The RNA World forums are multilingual which means there is more than just one forum and these are indeed located on a server different from the BOINC servers and from the RNA World server. The reason is that we need to make sure that forum communication remains intact even if the BOINC and the RNA World project severs are non-functional. It is actually surprising that several other DC projects do not do it the same way as we do. A single drawback is that you have to register on our forum server to make use of it but we feel that given the advantages, this drawback is bearable.

It seems a long-named RNA World work unit is blocking my entire BOINC system

This is a known issue which it is occurring only very rarely and relates to a yet unresolved bug in the BOINC manager. It is also exclusively happening on Windows-based machines. The source of the error is the fact that Windows allows only 256 characters at maximum that can be used for the sum of path name plus file name length. RNA World uses explicit file names, i.e. from the long file names the user can easily derive what is being computed on his or her machine. We would like to keep it like that to allow third-party developers to conveniently construct RNA World monitoring programs. The point is that if such a long-named work unit is being sent to your Windows machine, it will get stuck in the downloading process because it can't be written productively to your hard drive. As a baffling consequence, your BOINC manager will stop downloading work units for any DC project it is hooked up to. To resolve the issue you just have to delete that WU from within the BOINC manager. We hope that the BOINC developers will fix this issue, soon.
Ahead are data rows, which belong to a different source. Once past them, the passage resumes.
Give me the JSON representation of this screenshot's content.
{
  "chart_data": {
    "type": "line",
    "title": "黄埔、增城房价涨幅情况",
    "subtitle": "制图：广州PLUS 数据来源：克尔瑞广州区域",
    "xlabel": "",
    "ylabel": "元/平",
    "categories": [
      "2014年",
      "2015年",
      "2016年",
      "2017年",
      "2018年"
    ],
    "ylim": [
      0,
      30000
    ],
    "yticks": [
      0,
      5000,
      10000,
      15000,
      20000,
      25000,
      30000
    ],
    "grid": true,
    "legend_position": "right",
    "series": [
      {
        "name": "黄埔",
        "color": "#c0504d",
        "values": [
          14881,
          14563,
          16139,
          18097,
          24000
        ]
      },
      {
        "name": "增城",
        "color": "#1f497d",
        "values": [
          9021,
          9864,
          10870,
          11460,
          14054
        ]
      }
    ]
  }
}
Can't you refresh the server status page more frequently?

We could, but we will not do that because we need to give priority to server performance. Updating the status page more frequently would cause a considerable increase in database queries which in turn cause additional server load. That power we prefer to dedicate to more important tasks as e.g. WU processing and serving. Anyway, the status page is refreshed every 10 minutes and if you browser shows something different, then you have a caching issue.

I started RNA World on my Debian Etch machine and got a lot of 'compute error' messages whereas running it on the same machine using RedHat gives no errors at all - is it possible that I experience an OS-dependent problem here?

Yes. If you have an older glibc version, please check your Linux distibution for an upgrade that employs glibc version 2.4. This will resolve the problem.

How can I monitor the RAM usage of individual RNA World WUs?

The most simple way to do this under Windows is to use the task manager (TM). But you need to tweak its settings a bit: start the TM -> choose the tab for 'processes' -> go to the TM menu and click 'view' -> 'select columns' and now check the checkbox of 'Peak Memory Usage'.